Diversity in American History and in Native Culture

In Taylor’s Introduction to American Colonies, he presents a critical question: what precisely does the study of American history encompass? Historians no longer describe a successful group of English men conquering the free world and trouncing the iniquitous Indians; instead, our perceptions of colonial America have broadened to include the preexisting culture of the Native Americans, other European colonies—Dutch, French, and Spanish—and African slaves (Taylor x).

Taylor argues that the tendency to isolate the people of the New World “into the racial and cultural categories of European, African, and Indian” obfuscates the level of diversity present at that time and impedes our full understanding of American history (xi). This eclectic collection of fluctuating cultures came to define America. No group went without struggle in a new environment alongside unfamiliar people. The story of America defies any outdated restrictions of being an English story (xii), and the impressive scope of this story makes it all the more enjoyable to study.

Taylor also touches on the topic of race in his Introduction, another facet of this concept “diversity.” He explains that the colonization of America, in fact, engendered widespread “racialized sorting of peoples by skin color” rather than reinforced a longstanding belief (xii–xiii). Although I had failed to consider this perspective before, after some consideration, I believe Taylor makes an excellent point. Most who have taken an American history class at some point are well-versed in the exploitation of Indians and Africans, but certainly some Europeans faced a similar degree of deception and mistreatment, such as indentured servants. According to Taylor, as the British vied for more leverage in a competitive environment, the notion of white superiority became a powerful tool to ensure their success (xiii). The claim that such racial views developed in the colonial setting has changed the way I think about America’s history of both liberty and oppression.

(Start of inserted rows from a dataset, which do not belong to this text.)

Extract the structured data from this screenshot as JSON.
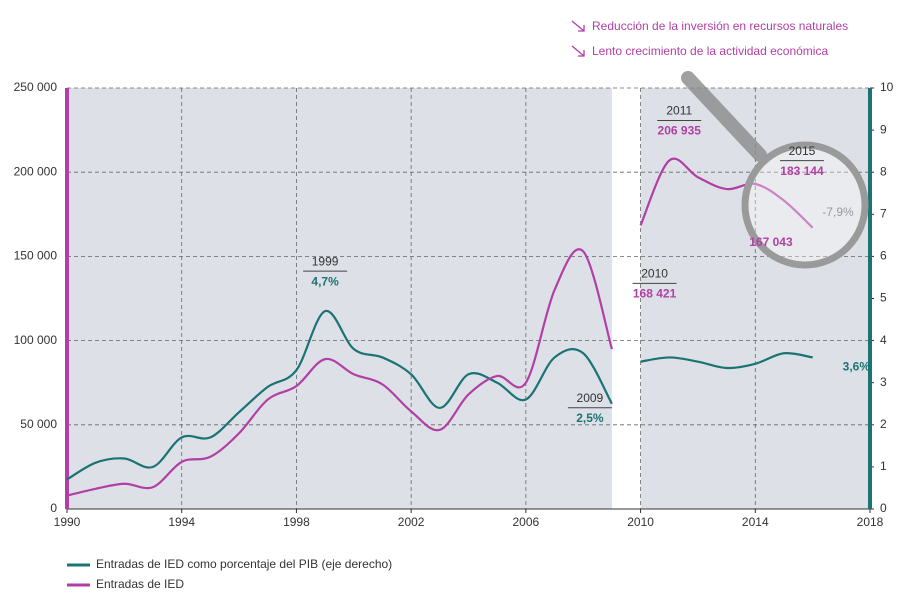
{
  "chart_data": {
    "type": "line",
    "notes": [
      "Reducción de la inversión en recursos naturales",
      "Lento crecimiento de la actividad económica"
    ],
    "annotation": "-7,9%",
    "x": [
      1990,
      1991,
      1992,
      1993,
      1994,
      1995,
      1996,
      1997,
      1998,
      1999,
      2000,
      2001,
      2002,
      2003,
      2004,
      2005,
      2006,
      2007,
      2008,
      2009,
      2010,
      2011,
      2012,
      2013,
      2014,
      2015,
      2016
    ],
    "background_break": [
      2009,
      2010
    ],
    "series": [
      {
        "name": "Entradas de IED como porcentaje del PIB (eje derecho)",
        "color": "#1b7373",
        "axis": "y2",
        "values": [
          0.7,
          1.1,
          1.2,
          1.0,
          1.7,
          1.7,
          2.3,
          2.9,
          3.3,
          4.7,
          3.8,
          3.6,
          3.2,
          2.4,
          3.2,
          3.0,
          2.6,
          3.6,
          3.7,
          2.5,
          3.5,
          3.6,
          3.5,
          3.35,
          3.45,
          3.7,
          3.6
        ],
        "value_labels": [
          null,
          null,
          null,
          null,
          null,
          null,
          null,
          null,
          null,
          "4,7%",
          null,
          null,
          null,
          null,
          null,
          null,
          null,
          null,
          null,
          "2,5%",
          null,
          null,
          null,
          null,
          null,
          null,
          "3,6%"
        ]
      },
      {
        "name": "Entradas de IED",
        "color": "#b23fa5",
        "values": [
          8000,
          12000,
          15000,
          13000,
          28000,
          31000,
          45000,
          65000,
          73000,
          89000,
          80000,
          74000,
          58000,
          47000,
          68000,
          79000,
          75000,
          130000,
          153000,
          95000,
          168421,
          206935,
          197000,
          190000,
          193000,
          183144,
          167043
        ],
        "value_labels": [
          null,
          null,
          null,
          null,
          null,
          null,
          null,
          null,
          null,
          null,
          null,
          null,
          null,
          null,
          null,
          null,
          null,
          null,
          null,
          null,
          "168 421",
          "206 935",
          null,
          null,
          null,
          "183 144",
          "167 043"
        ]
      }
    ],
    "xlim": [
      1990,
      2018
    ],
    "xticks": [
      1990,
      1994,
      1998,
      2002,
      2006,
      2010,
      2014,
      2018
    ],
    "ylim": [
      0,
      250000
    ],
    "yticks": [
      {
        "value": 0,
        "label": "0"
      },
      {
        "value": 50000,
        "label": "50 000"
      },
      {
        "value": 100000,
        "label": "100 000"
      },
      {
        "value": 150000,
        "label": "150 000"
      },
      {
        "value": 200000,
        "label": "200 000"
      },
      {
        "value": 250000,
        "label": "250 000"
      }
    ],
    "y2lim": [
      0,
      10
    ],
    "y2ticks": [
      0,
      1,
      2,
      3,
      4,
      5,
      6,
      7,
      8,
      9,
      10
    ],
    "grid": true
  }
}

Taylor opens his discussion of American history in Chapter 1 with a comprehensive description of pre-contact Native Americans, a more specific account of diversity in American history than the Introduction’s broad overview. He refutes the image of Native Americans as a static culture (4) concerned with preserving the earth and living in peace (19), a distinction that, I believe, is pivotal to our understanding of European interactions with the natives. While the history of exploitation in these interactions remains indubitable, it stems from several important European advantages and not from Native American naivety.

A significant portion of the chapter focuses on the growth, successes, and failures of horticulture in native civilizations. The successes certainly challenge notions of natives lacking sophistication and technology: the Hohokam and Anasazi built large towns ruled by a customary social hierarchy (12), horticulture’s popularity prompted the development of extensive irrigation canals, the fertility of the Mississippi Valley allowed the construction of great monuments (15), and many enjoyed a more stable and longer life in permanent settlements (11). However, excessive use of the land also elicited disastrous results for many of these large native groups, and horticulture “never spread universally” in pre-contact America (11).

The numerous cultures presented in this chapter raise an issue. How can one define Native American culture? While a number of similarities exist across native peoples, the category of “natives”—which we would prefer to define as easily as the archetypal Indian of “Cowboys and Indians”—comprises hundreds of distinct groups. Taylor speaks of natives who adopt a “more sedentary” lifestyle and grow maize until it overwhelms the land, yet others never depart from nomadic hunting and gathering (11), and others still settle permanently in areas rife with fish or edible plants (12).

As natives discovered viable ways to reside in a single place, the development of horticulture fostered new cultures. Hunting and gathering remained an option, but it became a single choice in an array of possibilities. Because completely grasping the span and diversity of Native American culture presents a considerable challenge, each exposure to this culture opens my eyes to something different. Some small piece of me may hold onto portrayals of natives such as The Indian in the Cupboard and The Lone Ranger, but popular, stereotypical images of Indians give us all the more reason to delve into the true complexity of Native American culture. A deeper understanding of the preexisting conditions in America, before Columbus made his legendary trek, necessarily enhances one’s understanding of American history as a whole. Diversity in America clearly has a much more substantial history than the more recent melting pot era.